Where's Moe when you need him?
So we have before us two schemes for the future of New York racing, and a third concept that WILL happen if one of the two ill-advised schemes doesn’t work out.
Two of these ideas are put forth by two men whose animosity toward each other is renowned. As so often happens when egos grapple with a situation that affects many others—racing in New York is going to suffer, maybe even die. It seems unthinkable, but given the non-choices before us—and the seemingly insatiable hunger of so many politicians to control the sport—it’s very likely, unless we horsepeople step up to the plate and demand full participation in this mess.
Perhaps a class-action suit, on behalf of everyone who races, watches, bets or works in New York racing is the only reality check that’s viable at this late date. That might be the only Stooge slap that the crazed players notice.
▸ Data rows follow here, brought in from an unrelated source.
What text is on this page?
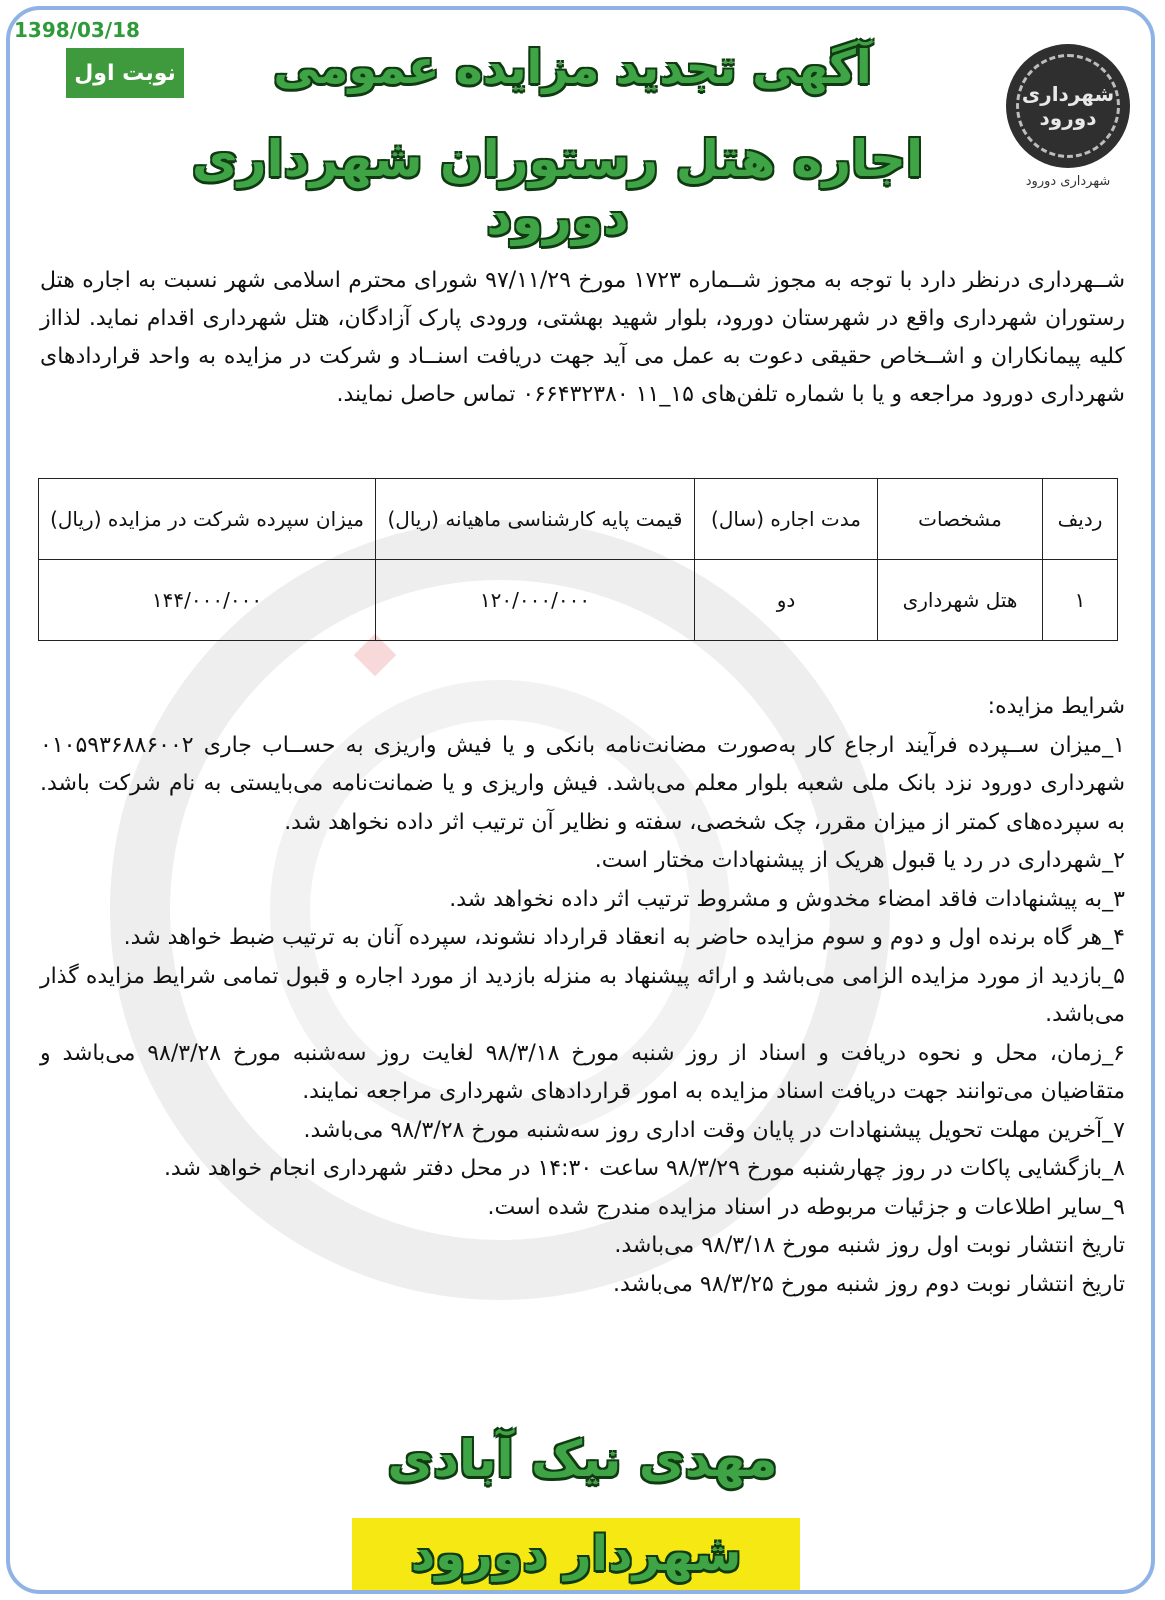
1398/03/18
نوبت اول
شهرداری دورود
شهرداری دورود
آگهی تجدید مزایده عمومی
اجاره هتل رستوران شهرداری دورود
شــهرداری درنظر دارد با توجه به مجوز شــماره ۱۷۲۳ مورخ ۹۷/۱۱/۲۹ شورای محترم اسلامی شهر نسبت به اجاره هتل رستوران شهرداری واقع در شهرستان دورود، بلوار شهید بهشتی، ورودی پارک آزادگان، هتل شهرداری اقدام نماید. لذااز کلیه پیمانکاران و اشــخاص حقیقی دعوت به عمل می آید جهت دریافت اسنــاد و شرکت در مزایده به واحد قراردادهای شهرداری دورود مراجعه و یا با شماره تلفن‌های ۱۵_۱۱ ۰۶۶۴۳۲۳۸۰ تماس حاصل نمایند.
ردیف	مشخصات	مدت اجاره (سال)	قیمت پایه کارشناسی ماهیانه (ریال)	میزان سپرده شرکت در مزایده (ریال)
۱	هتل شهرداری	دو	۱۲۰/۰۰۰/۰۰۰	۱۴۴/۰۰۰/۰۰۰

شرایط مزایده:

۱_میزان ســپرده فرآیند ارجاع کار به‌صورت مضانت‌نامه بانکی و یا فیش واریزی به حســاب جاری ۰۱۰۵۹۳۶۸۸۶۰۰۲ شهرداری دورود نزد بانک ملی شعبه بلوار معلم می‌باشد. فیش واریزی و یا ضمانت‌نامه می‌بایستی به نام شرکت باشد. به سپرده‌های کمتر از میزان مقرر، چک شخصی، سفته و نظایر آن ترتیب اثر داده نخواهد شد.

۲_شهرداری در رد یا قبول هریک از پیشنهادات مختار است.

۳_به پیشنهادات فاقد امضاء مخدوش و مشروط ترتیب اثر داده نخواهد شد.

۴_هر گاه برنده اول و دوم و سوم مزایده حاضر به انعقاد قرارداد نشوند، سپرده آنان به ترتیب ضبط خواهد شد.

۵_بازدید از مورد مزایده الزامی می‌باشد و ارائه پیشنهاد به منزله بازدید از مورد اجاره و قبول تمامی شرایط مزایده گذار می‌باشد.

۶_زمان، محل و نحوه دریافت و اسناد از روز شنبه مورخ ۹۸/۳/۱۸ لغایت روز سه‌شنبه مورخ ۹۸/۳/۲۸ می‌باشد و متقاضیان می‌توانند جهت دریافت اسناد مزایده به امور قراردادهای شهرداری مراجعه نمایند.

۷_آخرین مهلت تحویل پیشنهادات در پایان وقت اداری روز سه‌شنبه مورخ ۹۸/۳/۲۸ می‌باشد.

۸_بازگشایی پاکات در روز چهارشنبه مورخ ۹۸/۳/۲۹ ساعت ۱۴:۳۰ در محل دفتر شهرداری انجام خواهد شد.

۹_سایر اطلاعات و جزئیات مربوطه در اسناد مزایده مندرج شده است.

تاریخ انتشار نوبت اول روز شنبه مورخ ۹۸/۳/۱۸ می‌باشد.

تاریخ انتشار نوبت دوم روز شنبه مورخ ۹۸/۳/۲۵ می‌باشد.

مهدی نیک آبادی
شهردار دورود
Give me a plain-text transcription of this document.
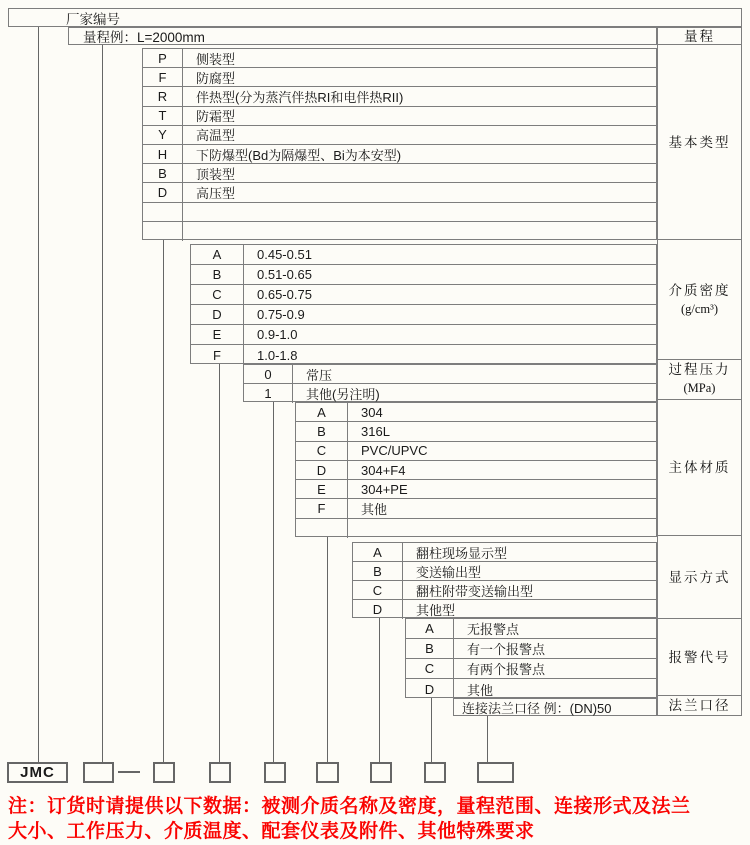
厂家编号
量程例：L=2000mm
P	侧装型
F	防腐型
R	伴热型(分为蒸汽伴热RI和电伴热RII)
T	防霜型
Y	高温型
H	下防爆型(Bd为隔爆型、Bi为本安型)
B	顶装型
D	高压型
A	0.45-0.51
B	0.51-0.65
C	0.65-0.75
D	0.75-0.9
E	0.9-1.0
F	1.0-1.8
0	常压
1	其他(另注明)
A	304
B	316L
C	PVC/UPVC
D	304+F4
E	304+PE
F	其他
A	翻柱现场显示型
B	变送输出型
C	翻柱附带变送输出型
D	其他型
A	无报警点
B	有一个报警点
C	有两个报警点
D	其他
连接法兰口径 例：(DN)50
量程
基本类型
介质密度
(g/cm³)
过程压力
(MPa)
主体材质
显示方式
报警代号
法兰口径
JMC
注：订货时请提供以下数据：被测介质名称及密度，量程范围、连接形式及法兰
大小、工作压力、介质温度、配套仪表及附件、其他特殊要求
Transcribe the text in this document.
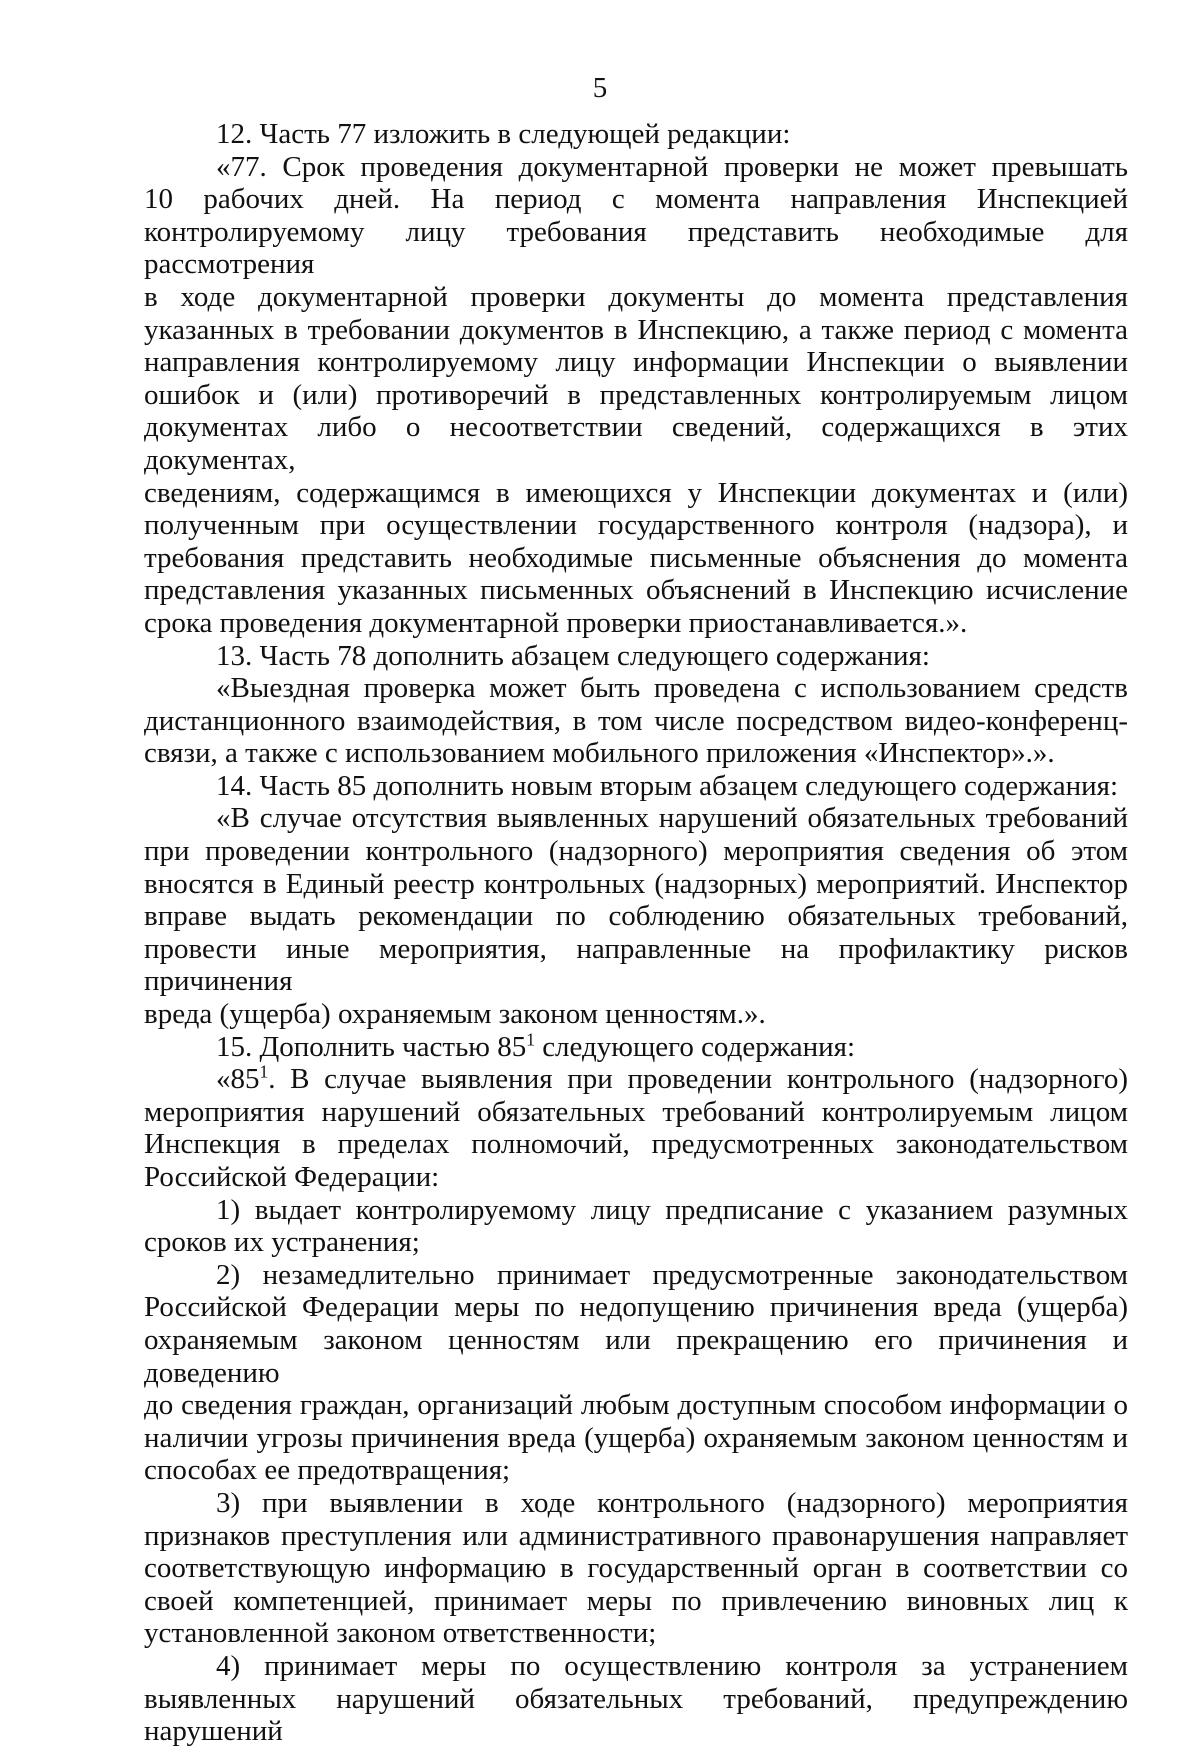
5
12. Часть 77 изложить в следующей редакции:
«77. Срок проведения документарной проверки не может превышать
10 рабочих дней. На период с момента направления Инспекцией
контролируемому лицу требования представить необходимые для рассмотрения
в ходе документарной проверки документы до момента представления
указанных в требовании документов в Инспекцию, а также период с момента
направления контролируемому лицу информации Инспекции о выявлении
ошибок и (или) противоречий в представленных контролируемым лицом
документах либо о несоответствии сведений, содержащихся в этих документах,
сведениям, содержащимся в имеющихся у Инспекции документах и (или)
полученным при осуществлении государственного контроля (надзора), и
требования представить необходимые письменные объяснения до момента
представления указанных письменных объяснений в Инспекцию исчисление
срока проведения документарной проверки приостанавливается.».
13. Часть 78 дополнить абзацем следующего содержания:
«Выездная проверка может быть проведена с использованием средств
дистанционного взаимодействия, в том числе посредством видео-конференц-
связи, а также с использованием мобильного приложения «Инспектор».».
14. Часть 85 дополнить новым вторым абзацем следующего содержания:
«В случае отсутствия выявленных нарушений обязательных требований
при проведении контрольного (надзорного) мероприятия сведения об этом
вносятся в Единый реестр контрольных (надзорных) мероприятий. Инспектор
вправе выдать рекомендации по соблюдению обязательных требований,
провести иные мероприятия, направленные на профилактику рисков причинения
вреда (ущерба) охраняемым законом ценностям.».
15. Дополнить частью $85^1$ следующего содержания:
«$85^1$. В случае выявления при проведении контрольного (надзорного)
мероприятия нарушений обязательных требований контролируемым лицом
Инспекция в пределах полномочий, предусмотренных законодательством
Российской Федерации:
1) выдает контролируемому лицу предписание с указанием разумных
сроков их устранения;
2) незамедлительно принимает предусмотренные законодательством
Российской Федерации меры по недопущению причинения вреда (ущерба)
охраняемым законом ценностям или прекращению его причинения и доведению
до сведения граждан, организаций любым доступным способом информации о
наличии угрозы причинения вреда (ущерба) охраняемым законом ценностям и
способах ее предотвращения;
3) при выявлении в ходе контрольного (надзорного) мероприятия
признаков преступления или административного правонарушения направляет
соответствующую информацию в государственный орган в соответствии со
своей компетенцией, принимает меры по привлечению виновных лиц к
установленной законом ответственности;
4) принимает меры по осуществлению контроля за устранением
выявленных нарушений обязательных требований, предупреждению нарушений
The people whose lives and livelihoods will be permanently affected by the decision must storm the fortress, lest we lose the war. They—we--and the horses we own, train, love and protect—are the unwitting, unwilling victims in these scenarii. Unless we legally grab the reins and screech, “Whoa!”
Can’t someone come up with a solution that’s based on actually caring about Thoroughbred racing in New York State—with no hidden agenda, no favors to pay? Never mind about looking for Moe—where’s Clint Eastwood?
Too many cooks (once again), too much stirring of the proverbial pot. Oy, I have a headache just writing about it.
But, hey, why should I care, now that I live in Lexington? I care because, in my heart, I’ll always be a Saratogian. I care, because millions of people around the world acknowledge New York racing as The Best in the United States. I care because I love the horses; I love the people; I love the sport.
And all I’m asking is that everyone take a step back, breathe and put their own cravings aside while making decisions that are for the good of ALL concerned—not the desires of a few politicos, on either side of the aisle. The real needs, of the real workers and athletes in this industry.
Maybe I’m grateful that I now live in Lex, for surely—I’m embarrassed to think of myself as a New Yorker these days. And I know, for certain, that after December 31st—at least we’ll still have racing in Kentucky.